Sul punto va considerato con attenzione quanto spiegato dal Ministero con nota 970/2016, secondo il quale la richiesta di avviamento al lavoro si intende presentata anche attraverso l’invio agli uffici competenti dei prospetti informativi. In altre parole, se il prospetto informativo è presentato entro 60 giorni dal momento in cui sono obbligati all’assunzione, questo vale come richiesta di avviamento nominativa o numerica, fermo restando che, ove numerica, il datore di lavoro deve indicare la qualifica già concordata con gli uffici competenti.
Il sistema sanzionatorio
Gli obblighi derivanti dal collocamento obbligatorio sono, inoltre, garantiti attraverso un severo sistema sanzionatorio.

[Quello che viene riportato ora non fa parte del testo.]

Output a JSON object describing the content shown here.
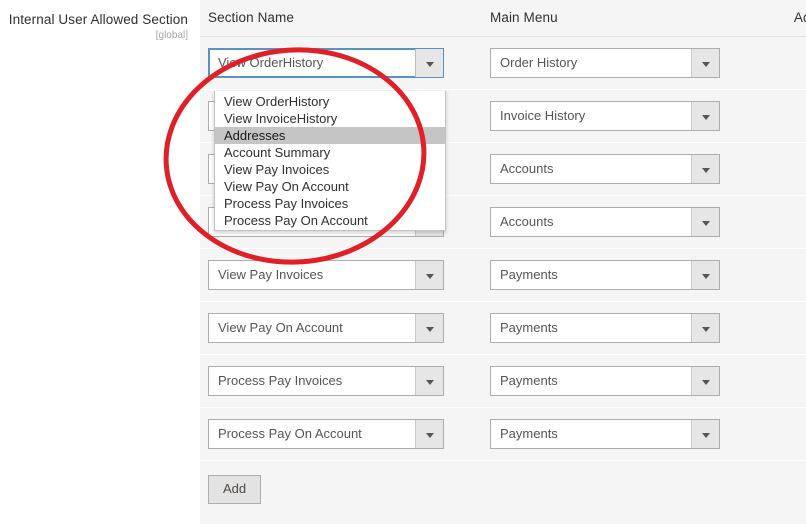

L’obbligo di invio del prospetto informativo è sanzionato, in caso di omissione o ritardo, con una sanzione amministrativa di euro 702,43. La quale sarà maggiorata di euro 34,02 per ogni giorno di ulteriore ritardo. In tal senso i giorni si calcolano di calendario. Ancora più severa la sanzione prevista per la mancata copertura della quota di riserva. Secondo l’art. 15 comma 4, infatti, trascorsi 60 giorni dalla data in cui insorge l’obbligo di assunzione, per ogni giorno lavorativo non coperto per cause imputabili al datore di lavoro, quest’ultimo è tenuto al versamento al Fondo regionale per l’occupazione dei disabili di 196,05 euro.
In tal senso è, comunque, possibile l’adozione di apposita diffida ex art. 13 Dlgs 124/2004. Volta a presentare agli uffici competenti la richiesta di assunzione o direttamente a stipulare il contratto di lavoro con la persona con disabilità avviata dagli uffici. Così facendo, il datore andrà incontro a una sanzione ridotta pari ad euro 49,01 per ogni giorno lavorativo di scopertura. Facendo riferimento all’articolazione oraria concretamente applicata dall’azienda.
Infine, il Decreto Direttoriale n. 154 dell’11 settembre 2023 ha definito le modalità di realizzazione e gestione di apposita piattaforma informatica delle buone prassi in materia di collocamento obbligatorio. Nonché le categorie e i criteri di selezione delle esperienze in essa pubblicate da parte di un gruppo di lavoro permanente istituito al Ministero del Lavoro, come previsto nelle Linee guida del DM n. 43 dell’11 marzo 2022.
* Mario Pagano è collaboratore della Direzione Centrale Coordinamento Giuridico dell’Ispettorato Nazionale del Lavoro. Le considerazioni esposte sono frutto esclusivo del pensiero dell’autore e non hanno carattere impegnativo per l’amministrazione di appartenenza.